Bac de français 2012, séries technologiques

Corrigé des questions

Ce corrigé a été rédigé par Jean-Luc.

1. Quels pronoms personnels désignent l’adolescent dans ces trois poèmes ? Comment interpréter ces choix différents ? (3 points)

L’adolescence est considérée comme une période de perturbation en raison des déséquilibres hormonaux et de l’émotivité qu’ils entraînent. Elle se traduit notamment, pour la personne, par des difficultés à assumer les transformations de son être. Arthur Rimbaud, dans le poème « Roman », tiré du Cahier de Douai, alors qu’il a « dix-sept ans », nous décrit ses émois sentimentaux à la vue d’une jeune fille rencontrée un soir sur la promenade. Blaise Cendrars, dans la « Prose du Transsibérien et de la petite Jeanne de France », nous partage, comme jeune narrateur d’« à peine seize ans », les bouffées qui le saisissent dans la lointaine Moscou. Enfin René Char, dans « L’adolescent souffleté », extrait des Matinaux, évoque de manière allusive une punition corporelle reçue d’un adulte. Comment l’emploi des pronoms personnels peut-il justement nous permettre d’interpréter le ressentiment des troubles vécus au cours de l’adolescence ?
Arthur Rimbaud en utilisant le pronom indéfini « on »1 avec sa valeur de pronom personnel de la première personne du pluriel, « nous », se sert d’abord d’une langue familière car il ne se reconnaît pas dans le langage soutenu prétentieux des adultes. Il cherche ensuite une complicité avec son lecteur, mais veut en même temps garder sa distance avec des émotions jugées un peu ridicules dans leur emphase. Blaise Cendrars s’affirme dans un « je » qui revendique l’originalité de son aventure et du bouillonnement qu’elle provoque. Il est fier de son « adolescence […] si ardente et si folle ». René Char, quant à lui, se réfugie derrière un « il » qui éloigne la souffrance et surtout l’humiliation des « coups » reçus.


1 « On » a gardé aussi sa marque grammaticale de pronom indéfini. En effet les « vous » à valeur indéfinie dans les strophes III et IV (alors que nous attendrions logiquement des « nous ») indiquent qu’ils fonctionnent comme des compléments de ce type de « on ».

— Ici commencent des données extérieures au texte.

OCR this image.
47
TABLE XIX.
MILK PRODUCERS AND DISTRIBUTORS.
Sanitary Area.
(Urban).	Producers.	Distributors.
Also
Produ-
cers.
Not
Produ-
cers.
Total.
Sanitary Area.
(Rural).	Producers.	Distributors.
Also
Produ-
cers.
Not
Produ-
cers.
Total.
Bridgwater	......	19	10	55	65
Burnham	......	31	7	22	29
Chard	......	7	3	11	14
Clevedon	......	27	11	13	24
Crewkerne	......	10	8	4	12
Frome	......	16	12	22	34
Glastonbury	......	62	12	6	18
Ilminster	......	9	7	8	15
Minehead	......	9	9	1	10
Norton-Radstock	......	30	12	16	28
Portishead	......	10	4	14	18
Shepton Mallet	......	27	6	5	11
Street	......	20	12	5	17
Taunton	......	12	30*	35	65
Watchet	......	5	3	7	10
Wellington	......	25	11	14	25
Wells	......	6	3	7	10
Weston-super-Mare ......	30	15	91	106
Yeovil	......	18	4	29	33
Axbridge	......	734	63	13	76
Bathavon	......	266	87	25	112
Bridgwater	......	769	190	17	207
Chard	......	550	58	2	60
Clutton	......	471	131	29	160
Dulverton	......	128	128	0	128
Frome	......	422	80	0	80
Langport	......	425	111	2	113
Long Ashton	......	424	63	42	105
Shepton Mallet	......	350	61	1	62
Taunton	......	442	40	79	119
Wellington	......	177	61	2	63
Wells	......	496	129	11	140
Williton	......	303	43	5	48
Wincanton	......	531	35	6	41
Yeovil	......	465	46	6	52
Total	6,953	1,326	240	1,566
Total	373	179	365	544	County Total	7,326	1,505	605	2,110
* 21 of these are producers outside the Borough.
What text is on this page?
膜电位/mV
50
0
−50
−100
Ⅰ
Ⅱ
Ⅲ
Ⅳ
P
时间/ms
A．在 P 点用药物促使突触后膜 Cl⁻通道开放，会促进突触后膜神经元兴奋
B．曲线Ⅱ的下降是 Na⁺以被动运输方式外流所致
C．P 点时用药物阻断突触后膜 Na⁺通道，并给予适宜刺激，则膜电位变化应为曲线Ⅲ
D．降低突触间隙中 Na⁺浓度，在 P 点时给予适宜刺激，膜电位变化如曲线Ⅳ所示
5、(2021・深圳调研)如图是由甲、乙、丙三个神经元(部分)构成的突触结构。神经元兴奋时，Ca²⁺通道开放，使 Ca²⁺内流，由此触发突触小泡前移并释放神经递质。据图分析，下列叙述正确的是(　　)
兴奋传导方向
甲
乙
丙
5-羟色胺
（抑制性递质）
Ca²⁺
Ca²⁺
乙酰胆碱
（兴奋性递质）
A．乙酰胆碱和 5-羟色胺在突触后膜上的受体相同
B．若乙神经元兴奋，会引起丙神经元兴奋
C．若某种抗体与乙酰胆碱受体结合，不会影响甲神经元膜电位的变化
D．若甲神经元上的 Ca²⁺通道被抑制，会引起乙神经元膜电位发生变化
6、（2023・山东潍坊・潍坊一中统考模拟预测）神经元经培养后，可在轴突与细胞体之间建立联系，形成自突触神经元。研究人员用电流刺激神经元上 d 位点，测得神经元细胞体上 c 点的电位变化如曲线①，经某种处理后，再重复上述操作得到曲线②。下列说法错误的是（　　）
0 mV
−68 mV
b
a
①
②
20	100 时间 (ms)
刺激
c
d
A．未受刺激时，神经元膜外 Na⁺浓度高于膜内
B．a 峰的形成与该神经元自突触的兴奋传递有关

2. Quelles expériences vécues par les adolescents évoquent ces poèmes ? Que leur apportent elles ? (3 points)

Ces textes expriment tous la violence des sentiments. Le jeune Rimbaud sent son corps vibrer à toutes les sollicitations du printemps. C’est l’ivresse : « On se laisse griser. / La sève est du champagne et vous monte à la tête… / On divague ». Il s’éprend de la première demoiselle bourgeoise rencontrée… Cendrars, « à 16 000 lieues du lieu de [s]a naissance », échappe aux interdits de son éducation. Il éprouve une « soif » inextinguible, des appétits destructeurs. Lui aussi découvre avec effarement la folie de l’adolescence. L’expérience relatée par Char est plus difficile à interpréter : il évoque peut-être un épisode pénible où un adolescent (est-ce lui-même ?) reçoit des coups à cause d’une faute qu’il n’a pas commise. Il se protège dans le « mutisme » et s’évade en pensée.
Ces événements vécus avec intensité déclenchent l’inspiration, l’envie de coucher le souvenir brûlant sur le papier. Rimbaud trouve ses premiers « sonnets […] de mauvais goût ». Cendrars se juge « si mauvais poète / Qu[’il] ne savai[t] pas aller jusqu’au bout. » Char au contraire se réfugie dans le silence, mais reporte à plus tard, « au moment où, la nécessité de rompre [aura] disparu » la transcription du souvenir en mots. Le plus important reste quand même l’expérience humaine retirée de l’épreuve. Ces scènes semblent avoir joué un rôle initiateur, elles font quitter l’enfance pour aller vers un nouvel état inconnu mais fascinant. Rimbaud suggère par les points de suspension qui finissent « Ce soir-là… » toute la fierté du jeune mâle. Cendrars découvre sa soif d’absolu en « pressent[ant] la venue du grand Christ rouge de la révolution russe », en fondant son existence personnelle dans un grand courant historique. Char, quant à lui, se voit grandi par l’épreuve et devenu adulte « droit et attentif parmi les hommes, à la fois plus vulnérable et plus fort. »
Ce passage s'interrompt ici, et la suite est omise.